His music and influence will live on for years and years. When he came out of the closet he helped a lot of other people to think, “F*** it. I’m going to do it as well.” He was quite revolutionary in that sense. It gave liberation to so many gay men and women. The world is a better place for him.
At the time when I wrote “Smooth” with Itaal, I had just gotten off the road with Matchbox Twenty on what turned out to be a three-year-long tour. We started in clubs and ended in arenas all over the world. We were tired.
When I got the call that a writer was working on a track for a new Santana album just around the corner from me, in Soho, I thought ‘what a great chance to work on something for an icon’ not having any real expectation of success.
This was going to be my first time writing a song that I didn’t perform on, setting me up as a writer.
When we finished the song, the conversation came around to who should sing it.
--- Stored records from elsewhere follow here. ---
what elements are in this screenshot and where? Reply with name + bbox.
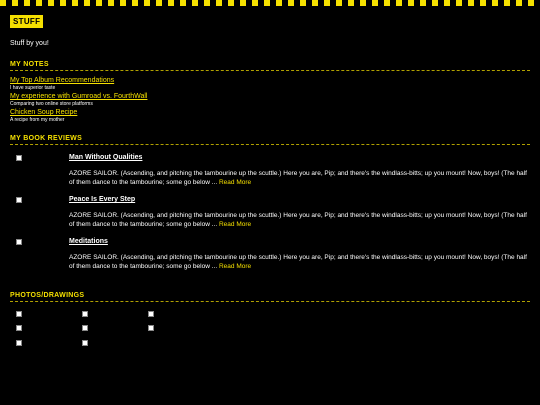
review-excerpt: AZORE SAILOR. (Ascending, and pitching t… [69, 253, 529, 271]
photo-thumbnail[interactable] [148, 311, 154, 317]
book-cover-image[interactable] [16, 155, 22, 161]
photo-thumbnail[interactable] [16, 325, 22, 331]
note-description: I have superior taste [10, 85, 56, 91]
photo-thumbnail[interactable] [82, 325, 88, 331]
photo-thumbnail[interactable] [82, 311, 88, 317]
photo-thumbnail[interactable] [148, 325, 154, 331]
tagline: Stuff by you! [10, 40, 49, 47]
read-more-link[interactable]: Read More [219, 179, 251, 186]
review-excerpt: AZORE SAILOR. (Ascending, and pitching t… [69, 169, 529, 187]
book-cover-image[interactable] [16, 197, 22, 203]
review-excerpt-text: AZORE SAILOR. (Ascending, and pitching t… [69, 170, 527, 186]
photo-thumbnail[interactable] [16, 311, 22, 317]
review-title[interactable]: Peace Is Every Step [69, 196, 135, 203]
note-description: Comparing two online store platforms [10, 101, 93, 107]
review-excerpt: AZORE SAILOR. (Ascending, and pitching t… [69, 211, 529, 229]
note-link[interactable]: My experience with Gumroad vs. FourthWal… [10, 93, 147, 101]
note-description: A recipe from my mother [10, 117, 65, 123]
note-link[interactable]: Chicken Soup Recipe [10, 109, 147, 117]
reviews-heading: MY BOOK REVIEWS [10, 135, 530, 145]
notes-list: My Top Album Recommendations I have supe… [10, 77, 147, 125]
top-stripe-decoration [0, 0, 540, 6]
note-link[interactable]: My Top Album Recommendations [10, 77, 147, 85]
read-more-link[interactable]: Read More [219, 263, 251, 270]
photos-heading: PHOTOS/DRAWINGS [10, 292, 530, 302]
photo-thumbnail[interactable] [82, 340, 88, 346]
notes-heading: MY NOTES [10, 61, 530, 71]
photo-thumbnail[interactable] [16, 340, 22, 346]
book-cover-image[interactable] [16, 239, 22, 245]
review-title[interactable]: Meditations [69, 238, 108, 245]
read-more-link[interactable]: Read More [219, 221, 251, 228]
site-logo[interactable]: STUFF [10, 15, 44, 28]
review-excerpt-text: AZORE SAILOR. (Ascending, and pitching t… [69, 212, 527, 228]
review-title[interactable]: Man Without Qualities [69, 154, 142, 161]
review-excerpt-text: AZORE SAILOR. (Ascending, and pitching t… [69, 254, 527, 270]
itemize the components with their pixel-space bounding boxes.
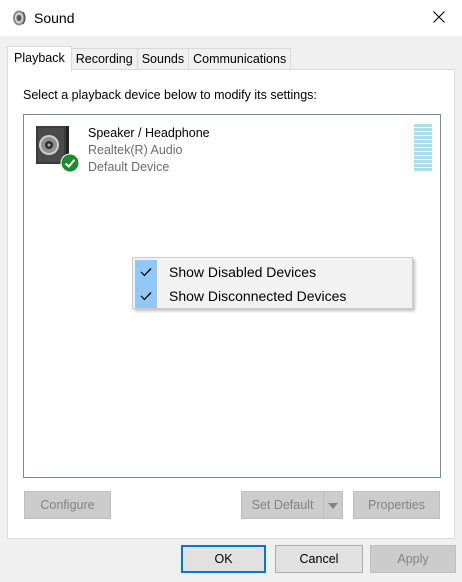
menu-item-show-disconnected[interactable]: Show Disconnected Devices — [135, 284, 410, 308]
menu-item-show-disabled[interactable]: Show Disabled Devices — [135, 260, 410, 284]
list-item[interactable]: Speaker / Headphone Realtek(R) Audio Def… — [30, 123, 434, 179]
chevron-down-icon — [328, 498, 338, 512]
close-icon — [433, 10, 445, 26]
dialog-body: Playback Recording Sounds Communications… — [0, 36, 462, 582]
menu-item-label: Show Disabled Devices — [169, 264, 317, 280]
default-check-icon — [60, 153, 80, 173]
set-default-dropdown-button[interactable] — [323, 491, 343, 519]
device-list[interactable]: Speaker / Headphone Realtek(R) Audio Def… — [23, 114, 441, 478]
instruction-text: Select a playback device below to modify… — [23, 88, 317, 102]
playback-panel: Select a playback device below to modify… — [7, 69, 455, 539]
title-bar: Sound — [0, 0, 462, 36]
tab-recording[interactable]: Recording — [71, 48, 138, 70]
checkmark-icon — [135, 284, 157, 308]
context-menu: Show Disabled Devices Show Disconnected … — [132, 257, 413, 309]
checkmark-icon — [135, 260, 157, 284]
menu-item-label: Show Disconnected Devices — [169, 288, 347, 304]
tab-sounds[interactable]: Sounds — [137, 48, 190, 70]
speaker-icon — [10, 9, 28, 27]
window-title: Sound — [34, 10, 75, 26]
properties-button[interactable]: Properties — [353, 491, 440, 519]
apply-button[interactable]: Apply — [370, 545, 456, 573]
close-button[interactable] — [416, 0, 462, 36]
level-meter — [414, 124, 432, 172]
device-status: Default Device — [88, 160, 170, 174]
device-name: Speaker / Headphone — [88, 126, 210, 140]
tab-strip: Playback Recording Sounds Communications — [7, 46, 292, 71]
cancel-button[interactable]: Cancel — [275, 545, 363, 573]
configure-button[interactable]: Configure — [24, 491, 111, 519]
set-default-button[interactable]: Set Default — [241, 491, 323, 519]
tab-communications[interactable]: Communications — [189, 48, 292, 70]
ok-button[interactable]: OK — [181, 545, 266, 573]
sound-dialog: Sound Playback Recording Sounds Communic… — [0, 0, 462, 582]
tab-playback[interactable]: Playback — [7, 46, 72, 71]
device-driver: Realtek(R) Audio — [88, 143, 183, 157]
I don’t believe I was even in the running. But I WAS in the conversation with Clive Davis and his people about my thoughts on who should.
My first thought was George Michael. In fact, it was George I had in my head when I recorded the vocals in the first place. If you listen to the melody and the cadence, it’s an attempt to emulate his style in so many ways.
The trend carried on. My first solo album was a shift from my Wham! to my Faith. My first solo video had pieces of George all over it. Some of the shots, the close up on the boots, the dance, all of it an homage to someone I had admired since I was a pre teen.
My last album cover for The Great Unknown was a lift from the Wham! Bad Boys video and I didn’t even realize it until after I called the president of Atlantic Records and said that was the pic I wanted on my cover.
It was just ingrained in me.
Because we share the same manager I got the opportunity to spend a fair share of time with George and after my third glass of wine, I would start to gush and he would respond, as he did with everything, like a true gentleman with kind words and insight.
I’ll never be George Michael, but without George, I’m not sure I would have been Rob Thomas either.